Environment & Urbanization

World leading environmental and urban studies journal

The Post-Corporate World: Life After Capitalism

Author: 
David C.
Korten

Published by: 
Berrett-Koehler Publishers

Publisher town: 
San Francisco

Year: 
1999

DAVID KORTEN’S NEW book challenges the foundation of capitalism's claim to legitimacy by demonstrating that it is destroying real wealth, democracy and markets at every turn. It builds a bold case that it is within our means to create a post-corporate, post-capitalist world and argues that deep change is imperative to the survival and prosperity of our species.

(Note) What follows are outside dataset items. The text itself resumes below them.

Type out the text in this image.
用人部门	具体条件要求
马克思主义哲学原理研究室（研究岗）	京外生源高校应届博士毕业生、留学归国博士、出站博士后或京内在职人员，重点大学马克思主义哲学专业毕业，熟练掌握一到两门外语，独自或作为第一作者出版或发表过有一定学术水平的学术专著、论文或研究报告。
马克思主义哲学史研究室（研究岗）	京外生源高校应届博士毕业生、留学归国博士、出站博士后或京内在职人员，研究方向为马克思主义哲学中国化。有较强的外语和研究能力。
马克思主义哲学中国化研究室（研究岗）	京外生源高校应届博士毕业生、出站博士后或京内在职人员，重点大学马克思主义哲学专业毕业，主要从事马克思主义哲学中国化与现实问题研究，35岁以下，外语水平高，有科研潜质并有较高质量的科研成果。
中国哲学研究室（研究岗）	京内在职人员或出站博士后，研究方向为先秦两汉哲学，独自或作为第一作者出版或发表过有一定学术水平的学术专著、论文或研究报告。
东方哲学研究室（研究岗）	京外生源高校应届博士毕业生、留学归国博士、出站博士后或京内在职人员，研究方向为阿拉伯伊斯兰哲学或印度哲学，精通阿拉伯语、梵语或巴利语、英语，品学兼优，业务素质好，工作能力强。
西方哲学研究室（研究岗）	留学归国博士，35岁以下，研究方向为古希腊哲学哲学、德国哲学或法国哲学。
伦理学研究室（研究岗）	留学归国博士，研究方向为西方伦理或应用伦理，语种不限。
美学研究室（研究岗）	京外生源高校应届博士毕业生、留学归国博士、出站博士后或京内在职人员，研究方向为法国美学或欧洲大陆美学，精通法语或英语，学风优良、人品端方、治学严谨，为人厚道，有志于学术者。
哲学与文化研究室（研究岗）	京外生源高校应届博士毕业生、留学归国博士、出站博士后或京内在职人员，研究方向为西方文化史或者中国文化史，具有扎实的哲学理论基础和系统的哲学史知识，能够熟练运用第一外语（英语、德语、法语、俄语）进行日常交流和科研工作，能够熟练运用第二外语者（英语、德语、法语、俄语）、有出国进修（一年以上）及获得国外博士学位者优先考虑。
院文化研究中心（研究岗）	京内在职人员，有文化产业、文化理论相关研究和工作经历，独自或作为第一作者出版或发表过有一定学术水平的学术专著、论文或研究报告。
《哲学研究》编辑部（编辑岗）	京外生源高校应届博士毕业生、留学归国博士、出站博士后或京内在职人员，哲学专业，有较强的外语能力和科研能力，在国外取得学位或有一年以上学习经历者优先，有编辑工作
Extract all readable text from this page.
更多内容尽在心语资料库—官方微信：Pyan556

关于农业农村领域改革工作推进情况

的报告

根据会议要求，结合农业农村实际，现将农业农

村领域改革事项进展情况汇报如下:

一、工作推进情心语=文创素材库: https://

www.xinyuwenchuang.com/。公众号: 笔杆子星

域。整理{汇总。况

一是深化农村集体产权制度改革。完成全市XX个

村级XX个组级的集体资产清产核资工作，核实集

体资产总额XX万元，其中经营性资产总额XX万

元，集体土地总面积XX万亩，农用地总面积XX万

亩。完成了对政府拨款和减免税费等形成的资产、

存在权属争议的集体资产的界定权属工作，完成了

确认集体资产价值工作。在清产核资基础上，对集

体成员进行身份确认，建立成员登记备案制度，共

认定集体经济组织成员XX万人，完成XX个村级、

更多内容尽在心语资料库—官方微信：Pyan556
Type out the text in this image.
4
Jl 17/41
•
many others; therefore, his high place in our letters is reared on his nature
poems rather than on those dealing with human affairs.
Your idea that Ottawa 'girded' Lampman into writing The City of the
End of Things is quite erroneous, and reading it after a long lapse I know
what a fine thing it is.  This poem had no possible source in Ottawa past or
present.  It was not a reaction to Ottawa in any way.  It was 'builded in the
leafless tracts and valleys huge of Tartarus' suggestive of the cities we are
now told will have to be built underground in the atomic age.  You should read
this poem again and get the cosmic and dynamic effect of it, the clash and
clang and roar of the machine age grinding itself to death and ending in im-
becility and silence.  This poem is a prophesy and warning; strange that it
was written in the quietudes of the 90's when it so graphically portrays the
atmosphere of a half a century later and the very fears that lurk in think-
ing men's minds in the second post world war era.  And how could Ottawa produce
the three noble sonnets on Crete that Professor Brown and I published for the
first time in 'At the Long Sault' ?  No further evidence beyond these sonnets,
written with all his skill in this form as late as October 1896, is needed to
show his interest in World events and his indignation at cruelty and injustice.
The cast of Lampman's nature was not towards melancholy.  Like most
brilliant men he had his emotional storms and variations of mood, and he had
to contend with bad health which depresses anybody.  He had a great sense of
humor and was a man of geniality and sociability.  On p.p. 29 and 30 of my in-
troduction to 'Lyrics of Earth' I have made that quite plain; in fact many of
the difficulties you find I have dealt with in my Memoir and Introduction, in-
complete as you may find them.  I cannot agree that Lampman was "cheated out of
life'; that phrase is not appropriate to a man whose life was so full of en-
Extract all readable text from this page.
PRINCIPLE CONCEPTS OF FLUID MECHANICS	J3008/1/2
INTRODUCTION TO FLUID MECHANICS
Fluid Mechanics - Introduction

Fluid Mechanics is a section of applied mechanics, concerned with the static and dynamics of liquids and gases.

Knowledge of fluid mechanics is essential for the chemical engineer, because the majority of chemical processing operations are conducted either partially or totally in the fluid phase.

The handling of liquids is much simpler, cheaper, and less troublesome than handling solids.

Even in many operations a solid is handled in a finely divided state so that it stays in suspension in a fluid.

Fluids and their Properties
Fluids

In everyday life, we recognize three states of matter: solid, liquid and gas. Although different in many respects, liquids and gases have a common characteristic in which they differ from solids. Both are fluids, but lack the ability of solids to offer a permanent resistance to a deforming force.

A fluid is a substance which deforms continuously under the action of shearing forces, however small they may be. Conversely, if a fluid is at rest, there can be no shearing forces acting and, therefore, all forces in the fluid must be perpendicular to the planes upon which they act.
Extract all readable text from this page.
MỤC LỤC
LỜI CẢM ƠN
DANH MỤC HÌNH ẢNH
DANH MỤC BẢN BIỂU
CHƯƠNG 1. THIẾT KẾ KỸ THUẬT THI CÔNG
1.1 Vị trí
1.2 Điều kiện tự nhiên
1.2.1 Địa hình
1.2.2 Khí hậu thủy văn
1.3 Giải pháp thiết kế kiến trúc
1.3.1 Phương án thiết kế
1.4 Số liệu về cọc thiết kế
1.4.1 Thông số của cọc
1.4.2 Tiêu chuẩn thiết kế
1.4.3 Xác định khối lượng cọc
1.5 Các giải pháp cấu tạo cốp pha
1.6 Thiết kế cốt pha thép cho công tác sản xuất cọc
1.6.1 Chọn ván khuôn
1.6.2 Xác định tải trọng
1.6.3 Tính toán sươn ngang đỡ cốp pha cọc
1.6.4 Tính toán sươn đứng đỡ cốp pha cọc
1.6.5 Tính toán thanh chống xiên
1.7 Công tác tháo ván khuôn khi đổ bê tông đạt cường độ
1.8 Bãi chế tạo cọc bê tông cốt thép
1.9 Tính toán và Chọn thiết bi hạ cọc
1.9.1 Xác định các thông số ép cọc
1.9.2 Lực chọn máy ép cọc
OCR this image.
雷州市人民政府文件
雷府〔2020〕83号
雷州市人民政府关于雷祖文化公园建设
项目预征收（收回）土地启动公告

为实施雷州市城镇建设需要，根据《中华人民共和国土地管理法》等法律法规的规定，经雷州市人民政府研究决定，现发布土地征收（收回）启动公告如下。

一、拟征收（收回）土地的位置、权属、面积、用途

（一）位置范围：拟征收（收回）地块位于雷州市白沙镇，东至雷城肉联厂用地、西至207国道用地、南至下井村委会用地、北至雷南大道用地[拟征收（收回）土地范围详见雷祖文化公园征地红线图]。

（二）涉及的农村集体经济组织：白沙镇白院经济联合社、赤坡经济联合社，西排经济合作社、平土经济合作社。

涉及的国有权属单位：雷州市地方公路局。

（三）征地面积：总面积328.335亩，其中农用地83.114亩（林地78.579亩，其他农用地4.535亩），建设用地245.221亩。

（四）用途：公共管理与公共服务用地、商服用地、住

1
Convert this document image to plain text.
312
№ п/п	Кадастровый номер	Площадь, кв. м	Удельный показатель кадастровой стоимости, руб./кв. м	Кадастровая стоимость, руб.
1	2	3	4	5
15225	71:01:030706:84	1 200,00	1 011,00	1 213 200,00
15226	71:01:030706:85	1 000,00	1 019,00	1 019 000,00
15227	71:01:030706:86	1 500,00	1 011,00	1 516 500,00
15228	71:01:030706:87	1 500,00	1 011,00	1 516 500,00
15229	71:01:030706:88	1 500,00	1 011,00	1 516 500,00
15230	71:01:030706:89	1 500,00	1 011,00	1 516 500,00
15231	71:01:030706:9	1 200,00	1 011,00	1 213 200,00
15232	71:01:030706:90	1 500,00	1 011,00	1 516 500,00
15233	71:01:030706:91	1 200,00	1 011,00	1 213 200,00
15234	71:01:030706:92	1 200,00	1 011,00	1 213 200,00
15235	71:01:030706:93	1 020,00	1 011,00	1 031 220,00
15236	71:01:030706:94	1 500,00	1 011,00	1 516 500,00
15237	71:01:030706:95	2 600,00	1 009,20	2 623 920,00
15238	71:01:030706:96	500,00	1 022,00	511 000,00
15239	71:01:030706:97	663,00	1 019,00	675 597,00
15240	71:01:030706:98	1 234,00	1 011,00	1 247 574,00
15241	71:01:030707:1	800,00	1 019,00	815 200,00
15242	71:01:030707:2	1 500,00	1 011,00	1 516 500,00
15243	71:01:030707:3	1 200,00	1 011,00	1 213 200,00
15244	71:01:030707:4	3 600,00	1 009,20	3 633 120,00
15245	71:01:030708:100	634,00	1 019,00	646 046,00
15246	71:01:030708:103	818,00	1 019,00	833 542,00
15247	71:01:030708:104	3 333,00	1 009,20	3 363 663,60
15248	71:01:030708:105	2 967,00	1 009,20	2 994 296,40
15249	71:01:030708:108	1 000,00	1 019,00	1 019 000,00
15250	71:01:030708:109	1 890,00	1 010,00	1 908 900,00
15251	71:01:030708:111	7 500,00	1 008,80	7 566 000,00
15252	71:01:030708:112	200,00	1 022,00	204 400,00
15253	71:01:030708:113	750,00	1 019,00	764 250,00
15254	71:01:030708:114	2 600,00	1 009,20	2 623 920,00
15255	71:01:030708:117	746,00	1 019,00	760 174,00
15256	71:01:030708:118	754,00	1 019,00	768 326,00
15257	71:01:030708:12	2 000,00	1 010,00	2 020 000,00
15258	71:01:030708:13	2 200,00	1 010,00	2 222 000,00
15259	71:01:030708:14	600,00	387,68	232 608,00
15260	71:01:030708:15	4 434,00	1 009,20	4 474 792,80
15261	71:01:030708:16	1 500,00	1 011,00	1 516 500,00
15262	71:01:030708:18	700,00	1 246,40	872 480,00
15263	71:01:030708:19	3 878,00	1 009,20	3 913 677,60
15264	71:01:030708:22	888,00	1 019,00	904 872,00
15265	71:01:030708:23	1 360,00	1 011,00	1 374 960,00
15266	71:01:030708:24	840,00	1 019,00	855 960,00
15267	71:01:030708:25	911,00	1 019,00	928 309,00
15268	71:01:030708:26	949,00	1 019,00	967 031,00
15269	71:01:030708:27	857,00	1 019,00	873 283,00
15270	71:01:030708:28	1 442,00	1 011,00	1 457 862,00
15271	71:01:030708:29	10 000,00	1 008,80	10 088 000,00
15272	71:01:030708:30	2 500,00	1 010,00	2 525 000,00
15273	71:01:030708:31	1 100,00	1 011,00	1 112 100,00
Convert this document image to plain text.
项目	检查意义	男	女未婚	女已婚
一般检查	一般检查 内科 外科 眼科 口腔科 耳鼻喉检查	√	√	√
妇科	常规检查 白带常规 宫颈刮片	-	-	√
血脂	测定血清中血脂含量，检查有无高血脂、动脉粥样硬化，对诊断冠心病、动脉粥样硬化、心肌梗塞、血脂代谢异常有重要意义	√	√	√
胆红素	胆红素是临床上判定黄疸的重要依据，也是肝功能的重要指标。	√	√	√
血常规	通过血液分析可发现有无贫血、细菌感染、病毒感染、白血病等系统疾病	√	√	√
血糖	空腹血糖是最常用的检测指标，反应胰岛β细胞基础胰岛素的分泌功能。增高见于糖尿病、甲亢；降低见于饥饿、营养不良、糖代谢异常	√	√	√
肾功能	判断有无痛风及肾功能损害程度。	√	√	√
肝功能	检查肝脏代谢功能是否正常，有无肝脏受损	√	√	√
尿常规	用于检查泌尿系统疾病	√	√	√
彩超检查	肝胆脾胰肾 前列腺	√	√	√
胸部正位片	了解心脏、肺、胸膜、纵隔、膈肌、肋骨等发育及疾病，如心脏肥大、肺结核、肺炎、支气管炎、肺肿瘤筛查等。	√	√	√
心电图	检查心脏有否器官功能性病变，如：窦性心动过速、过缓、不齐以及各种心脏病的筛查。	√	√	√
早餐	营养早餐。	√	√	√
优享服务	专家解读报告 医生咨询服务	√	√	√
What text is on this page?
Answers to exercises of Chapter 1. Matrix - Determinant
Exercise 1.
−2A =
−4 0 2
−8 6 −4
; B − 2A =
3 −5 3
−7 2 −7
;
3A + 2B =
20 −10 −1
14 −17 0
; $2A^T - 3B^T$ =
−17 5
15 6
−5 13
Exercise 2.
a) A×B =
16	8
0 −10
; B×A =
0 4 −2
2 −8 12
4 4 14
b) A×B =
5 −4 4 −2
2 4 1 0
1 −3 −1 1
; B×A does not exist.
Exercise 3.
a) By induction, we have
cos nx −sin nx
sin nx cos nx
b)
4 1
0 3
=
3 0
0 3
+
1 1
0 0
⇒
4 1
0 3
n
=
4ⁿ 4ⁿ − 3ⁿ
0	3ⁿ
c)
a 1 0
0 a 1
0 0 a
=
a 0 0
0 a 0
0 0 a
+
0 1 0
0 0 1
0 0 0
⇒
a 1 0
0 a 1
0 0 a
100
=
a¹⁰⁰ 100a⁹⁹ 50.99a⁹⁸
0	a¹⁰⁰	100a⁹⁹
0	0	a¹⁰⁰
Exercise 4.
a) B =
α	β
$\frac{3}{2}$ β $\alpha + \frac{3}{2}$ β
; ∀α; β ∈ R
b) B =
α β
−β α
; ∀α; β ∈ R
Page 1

The book is divided into four parts. Part I traces the historical evolution of European rationalism and illustrates how the idea of spirit, consciousness and life itself was excluded from scientific thought and how, with the industrial revolution, this materialistic attitude was incorporated into all aspects of our industrial and social world. Korten examines the ways in which capitalism erodes the conditions necessary to the market's efficient social function, and explains the extent to which markets and capitalism are mutually exclusive forms of economic organization.

Part II shares insights from the new biology which reveals life's inherent capacity to organize itself. The author traces conventional science's interpretation of life and discusses the more recent idea of self-organizing organisms and bio-communities as metaphors for social, economic and institutional change. Interconnectedness and interdependence are the core ideas in this section. Six "ancient wisdom” lessons are outlined in Chapter 6, followed by a systematic and refreshing "system design” for a post-corporate world.

Part III examines in greater detail the nature of the institutional and policy choices we must make in order to eliminate the economic pathology that plagues us and create truly democratic, market-based, life-centred societies. Korten relates the Buddhist concept of "mindfulness” to economic markets, and outlines Adam Smith's own suggestions for a healthy market economy. The central problem of global capitalism is described in terms of institutional relationships that concentrate the power of ownership in the hands of an economic aristocracy that is disconnected from community interests and has no accountability. Korten traces the emergence of corporate rights and the consequent fading of individual rights, and argues for stakeholder ownership, setting out steps for restoring the rights of the living.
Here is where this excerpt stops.